Durante anos, o órgão regulador foi capturado por seguradoras
e corretores de seguros, que mantiveram representantes na diretoria
da autarquia que fiscaliza o setor, o que levou os servidores da
Susep a preparar uma denúncia de conflito de interesses e
favorecimento à Polícia Federal.
Uma das críticas do Sindsusep são repasses, durante 20 anos,
de taxa de corretagem a sindicatos de corretores de seguros. O
valor total do repasse soma R$ 266 milhões.
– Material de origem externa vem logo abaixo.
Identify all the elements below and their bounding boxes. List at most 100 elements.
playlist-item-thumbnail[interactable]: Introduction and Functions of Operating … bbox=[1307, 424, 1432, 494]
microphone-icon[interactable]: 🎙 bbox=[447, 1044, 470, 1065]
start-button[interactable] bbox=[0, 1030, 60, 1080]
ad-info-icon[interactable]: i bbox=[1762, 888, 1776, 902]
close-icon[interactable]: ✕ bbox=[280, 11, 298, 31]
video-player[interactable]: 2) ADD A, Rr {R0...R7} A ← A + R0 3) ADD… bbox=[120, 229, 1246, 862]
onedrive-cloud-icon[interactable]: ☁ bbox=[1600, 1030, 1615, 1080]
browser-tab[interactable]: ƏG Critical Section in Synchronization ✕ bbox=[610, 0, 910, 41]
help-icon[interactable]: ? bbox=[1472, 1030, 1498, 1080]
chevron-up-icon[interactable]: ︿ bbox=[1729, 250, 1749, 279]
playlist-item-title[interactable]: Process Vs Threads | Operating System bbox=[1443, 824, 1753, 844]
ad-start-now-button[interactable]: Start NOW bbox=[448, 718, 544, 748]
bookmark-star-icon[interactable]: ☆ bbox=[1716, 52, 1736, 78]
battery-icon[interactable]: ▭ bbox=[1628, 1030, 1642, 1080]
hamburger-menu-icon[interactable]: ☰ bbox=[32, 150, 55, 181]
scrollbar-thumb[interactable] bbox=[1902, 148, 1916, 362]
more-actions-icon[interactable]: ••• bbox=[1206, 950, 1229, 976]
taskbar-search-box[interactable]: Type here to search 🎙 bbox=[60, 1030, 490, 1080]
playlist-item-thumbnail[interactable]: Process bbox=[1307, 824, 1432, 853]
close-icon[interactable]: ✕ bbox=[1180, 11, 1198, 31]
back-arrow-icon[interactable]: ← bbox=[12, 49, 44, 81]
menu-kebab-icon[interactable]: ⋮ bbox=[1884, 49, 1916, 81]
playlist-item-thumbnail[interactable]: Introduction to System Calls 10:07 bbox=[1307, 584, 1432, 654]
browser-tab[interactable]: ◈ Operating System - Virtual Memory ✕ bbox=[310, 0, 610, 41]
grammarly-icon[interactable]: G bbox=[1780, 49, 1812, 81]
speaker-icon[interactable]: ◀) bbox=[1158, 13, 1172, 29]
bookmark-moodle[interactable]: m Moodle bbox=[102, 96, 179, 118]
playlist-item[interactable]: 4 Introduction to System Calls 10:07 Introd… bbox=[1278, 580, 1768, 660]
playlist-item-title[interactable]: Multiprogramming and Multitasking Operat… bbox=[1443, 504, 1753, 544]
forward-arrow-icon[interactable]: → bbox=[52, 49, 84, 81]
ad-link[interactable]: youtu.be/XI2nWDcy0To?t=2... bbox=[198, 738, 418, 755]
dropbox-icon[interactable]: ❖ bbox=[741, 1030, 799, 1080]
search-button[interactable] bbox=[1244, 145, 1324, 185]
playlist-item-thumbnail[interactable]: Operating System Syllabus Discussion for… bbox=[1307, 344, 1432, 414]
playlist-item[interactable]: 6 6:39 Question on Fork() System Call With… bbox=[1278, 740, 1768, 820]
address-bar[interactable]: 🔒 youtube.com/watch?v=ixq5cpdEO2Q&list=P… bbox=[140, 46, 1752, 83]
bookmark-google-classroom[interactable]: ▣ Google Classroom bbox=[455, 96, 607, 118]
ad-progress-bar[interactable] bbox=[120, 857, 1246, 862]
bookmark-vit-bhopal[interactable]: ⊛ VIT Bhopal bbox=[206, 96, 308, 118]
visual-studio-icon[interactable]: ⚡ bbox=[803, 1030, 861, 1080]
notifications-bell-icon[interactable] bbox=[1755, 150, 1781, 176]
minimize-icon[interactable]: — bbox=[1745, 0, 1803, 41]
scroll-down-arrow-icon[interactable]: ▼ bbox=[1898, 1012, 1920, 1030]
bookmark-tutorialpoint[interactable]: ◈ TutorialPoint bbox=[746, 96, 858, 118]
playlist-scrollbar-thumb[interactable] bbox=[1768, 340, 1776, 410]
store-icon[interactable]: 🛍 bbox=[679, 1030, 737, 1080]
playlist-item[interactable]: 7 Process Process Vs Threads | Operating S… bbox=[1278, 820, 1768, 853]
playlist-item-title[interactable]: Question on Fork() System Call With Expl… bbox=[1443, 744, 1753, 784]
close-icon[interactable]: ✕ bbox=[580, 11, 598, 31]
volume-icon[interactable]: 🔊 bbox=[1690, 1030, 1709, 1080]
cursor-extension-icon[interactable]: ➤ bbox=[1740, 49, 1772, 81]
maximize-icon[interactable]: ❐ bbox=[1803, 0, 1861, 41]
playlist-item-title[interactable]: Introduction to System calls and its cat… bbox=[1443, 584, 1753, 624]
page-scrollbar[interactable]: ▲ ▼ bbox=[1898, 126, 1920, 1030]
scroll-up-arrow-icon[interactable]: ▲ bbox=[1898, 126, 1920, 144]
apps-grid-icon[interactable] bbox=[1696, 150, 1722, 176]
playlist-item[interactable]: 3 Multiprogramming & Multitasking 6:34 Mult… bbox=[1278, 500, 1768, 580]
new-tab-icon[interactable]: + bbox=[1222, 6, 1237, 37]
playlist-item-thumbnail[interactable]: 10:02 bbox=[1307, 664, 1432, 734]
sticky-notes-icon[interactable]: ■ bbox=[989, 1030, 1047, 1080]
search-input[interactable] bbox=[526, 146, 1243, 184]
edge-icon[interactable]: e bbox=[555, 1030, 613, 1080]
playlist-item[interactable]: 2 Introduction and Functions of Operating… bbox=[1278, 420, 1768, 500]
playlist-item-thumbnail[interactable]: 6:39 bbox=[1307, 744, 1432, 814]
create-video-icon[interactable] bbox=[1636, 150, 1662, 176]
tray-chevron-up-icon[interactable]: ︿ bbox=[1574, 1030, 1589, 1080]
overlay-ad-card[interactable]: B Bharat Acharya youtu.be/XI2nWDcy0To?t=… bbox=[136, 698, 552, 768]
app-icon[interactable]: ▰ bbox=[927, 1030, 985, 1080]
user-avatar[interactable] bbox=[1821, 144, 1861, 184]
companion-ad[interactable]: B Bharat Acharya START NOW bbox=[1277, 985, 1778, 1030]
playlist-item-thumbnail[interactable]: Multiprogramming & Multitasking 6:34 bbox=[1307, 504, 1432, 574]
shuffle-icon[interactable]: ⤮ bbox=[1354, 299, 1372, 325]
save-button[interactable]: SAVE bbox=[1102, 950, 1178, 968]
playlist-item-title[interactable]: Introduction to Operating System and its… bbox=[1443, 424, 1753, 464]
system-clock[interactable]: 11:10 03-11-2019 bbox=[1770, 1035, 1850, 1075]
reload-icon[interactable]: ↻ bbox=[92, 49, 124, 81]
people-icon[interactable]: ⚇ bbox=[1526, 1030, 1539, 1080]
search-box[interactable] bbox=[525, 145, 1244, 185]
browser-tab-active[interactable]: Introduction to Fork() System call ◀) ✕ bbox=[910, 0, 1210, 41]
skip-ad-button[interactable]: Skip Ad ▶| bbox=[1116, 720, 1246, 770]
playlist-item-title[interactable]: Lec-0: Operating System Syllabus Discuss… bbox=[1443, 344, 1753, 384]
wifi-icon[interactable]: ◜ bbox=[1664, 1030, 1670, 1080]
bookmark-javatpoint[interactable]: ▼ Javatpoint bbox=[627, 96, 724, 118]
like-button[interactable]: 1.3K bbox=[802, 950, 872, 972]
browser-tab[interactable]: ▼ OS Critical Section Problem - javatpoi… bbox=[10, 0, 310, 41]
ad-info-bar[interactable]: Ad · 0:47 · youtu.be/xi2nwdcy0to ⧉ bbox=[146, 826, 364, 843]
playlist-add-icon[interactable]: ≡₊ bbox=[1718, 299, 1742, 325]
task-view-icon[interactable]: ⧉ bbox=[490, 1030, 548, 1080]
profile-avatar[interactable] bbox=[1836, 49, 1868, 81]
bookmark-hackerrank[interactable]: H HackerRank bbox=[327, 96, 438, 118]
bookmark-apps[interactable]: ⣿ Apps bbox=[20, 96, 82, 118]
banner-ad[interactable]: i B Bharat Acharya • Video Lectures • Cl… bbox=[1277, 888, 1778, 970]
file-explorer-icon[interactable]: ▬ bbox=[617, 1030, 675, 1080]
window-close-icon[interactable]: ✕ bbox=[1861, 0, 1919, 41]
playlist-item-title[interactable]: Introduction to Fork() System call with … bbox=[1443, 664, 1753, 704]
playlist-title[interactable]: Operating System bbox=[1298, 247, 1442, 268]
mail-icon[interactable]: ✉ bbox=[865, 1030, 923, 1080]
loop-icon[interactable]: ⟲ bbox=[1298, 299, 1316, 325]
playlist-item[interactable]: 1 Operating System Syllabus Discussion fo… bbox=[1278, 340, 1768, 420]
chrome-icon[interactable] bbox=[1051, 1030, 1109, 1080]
Para os servidores, é
irregular porque o seguro é obrigatório e, por isso, não envolve
corretores.
A presidente da Susep, Solange Vieira, já havia admitido em
entrevista à reportagem dificuldades de fiscalização do DPVAT. Essa
é, na visão do governo, uma das razões para a proposta de extinção
do seguro obrigatório, que foi barrada pelo Supremo.
A entidade voltou a ser cobiçada por lideranças sindicais
ligadas aos corretores após a aproximação de Bolsonaro com o
centrão, como o presidente do Solidariedade de Goiás, Armando
Vergílio, um dos alvos da denúncia do SindSusep no período em que
presidiu a autarquia.
Em nota, a Líder disse que ainda não foi foi notificada
formalmente sobre a ação movida pelo Ministério Público Federal e
que está comprometida com todos os esclarecimentos que se façam
necessários sobre a gestão dos recursos do Seguro DPVAT.
"A Líder ressalta que, nos últimos anos, realizou
transformações estruturais na governança, combate às fraudes e
operação do seguro, garantindo reduções de despesa na ordem de R$
400 milhões."
Os recursos excedentes acumulados, defende, seriam resultado
dessas ações de eficiência, o que teria sido atestado em 2018 pelo
então Ministério da Fazenda (hoje Ministério da Economia), ao
anunciar a redução do prêmio tarifário para 2019.
A empresa alega ainda que a natureza privada dos recursos
excedentes "já foi amplamente debatida e, inclusive, manifestada
pelo TCU e por diversos juristas de renome".